Chigurh plays with this notion perversely, telling Moss' wife that he has no desire to kill her, but that he made a promise to her husband and so he must keep it. We'd find the killing more forgivable if he'd at least take some pleasure in revenge from her death. But no, she dies for absolutely nothing but the duty to keep an indifferent promise.

While to contemporary ears the language of "duty" sounds stuffy, the point is rather mundane: the morally best person does the right thing because she thinks it's right, not because there's some other advantage attached.  And the way we achieve this is by putting aside all of our desires and deciding actions entirely according to the "law" (another painful word for sensitive contemporary sensibilities, but just choose whichever flavor of personal moral rules you subscribe to this week).  Chigurh does this marvellously--by not having any interests or motives at all.

This is where the reductio ad absurdum of modern morality really gets going.  Kant famously suggests a test to see if the rules we're following are truly moral ones.  If they're moral, they should apply universally.  Everyone, for example, should probably avoid murdering strangers for losing a coin toss.  If this is "bad", surely it's not just bad for Chigurh to do.  We are not being old-fashioned prudes for compaining when anyone else does it too: it's a moral law everyone should follow.  

So, the test for a moral law is: would it be possible to make the rule you're following into a natural law, which every human being necessarily and without exception followed? In Chigurh's case, the surprising answer is yes.  The maxim of Chigurgh's action is: if you decide to do something, let nothing else stand in your way.  Could this be made into a natural law?  By all means, for it is the rule of all natural events: simply occur.  In fact, we might describe Chigurh's characters as nothing other than a personification of natural law, or of necessity as such.  He acts without passion or motive and with implacable necessity.  He is no more "evil" than a tornado or gangrene.  The rules he follows, because they are absolutely consistent in their application and have no basis in a personal incentive or motive, are every bit as consistent with morality as the natural laws that slowly but inevitably guarantee the death of every living creature.   
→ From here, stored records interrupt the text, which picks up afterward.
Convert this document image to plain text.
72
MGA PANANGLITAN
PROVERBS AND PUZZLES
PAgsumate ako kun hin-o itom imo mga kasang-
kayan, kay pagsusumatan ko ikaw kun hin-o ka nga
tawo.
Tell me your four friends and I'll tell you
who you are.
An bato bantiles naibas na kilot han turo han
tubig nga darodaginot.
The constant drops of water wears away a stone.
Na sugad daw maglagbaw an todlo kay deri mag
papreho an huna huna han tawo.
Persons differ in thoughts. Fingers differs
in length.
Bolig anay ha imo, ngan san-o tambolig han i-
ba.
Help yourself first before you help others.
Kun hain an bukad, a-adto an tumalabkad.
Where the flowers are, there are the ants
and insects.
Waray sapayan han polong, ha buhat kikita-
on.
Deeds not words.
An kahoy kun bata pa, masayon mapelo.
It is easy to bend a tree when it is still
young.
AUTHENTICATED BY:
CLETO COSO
On one level, he is the pure will of Kantian ethics because he has no will.  In this respect, he is the image of what is terrifying in nature: a law that is not answerable to human interest or human justice, the limit of the success of morality.  The moral of this element in the film--perhaps best exemplified in the viciousness of the dog in the river chase scene, and echoed in a story of a human torture victim held on a dog leash--is that the attempt to rid the world of evil is a quixotic battle with the very laws of nature.  (We should well worry about the political implications of this charming moral lesson, especially given the political resonance of the image of the dog-collared torture victim.)

On another level, Chigurh is the pure application of absolutely any arbitrary will, or the logical extreme at which Kantianism self-implodes into universal human degradation.  If nothing in the world has value except duty, then there is no objective end--such as say, oh, I don't know, human dignity--that all must dutifully pursue.  Our duty becomes to do whatever we happen to think our duty is, even if that's punching holes in the skulls of random strangers with a cattle gun.  Duty becomes the rigorous and consistent application of any contingent end any individual happens to assign themselves, and morality becomes the refusal to let any interest--including that of other human beings--interfere with that goal.  In a world in which there is truly nothing good, except good will, good will becomes nothing more than doing whatever you happen to find yourself doing and letting no one stand in your way.

Chigurh is, consequently, more than just an image of the terrifying aspect of nature as blind, amoral necessity, he is also the terrifying image of a humanity that uses its freedom to transform itself into blind, amoral necessity.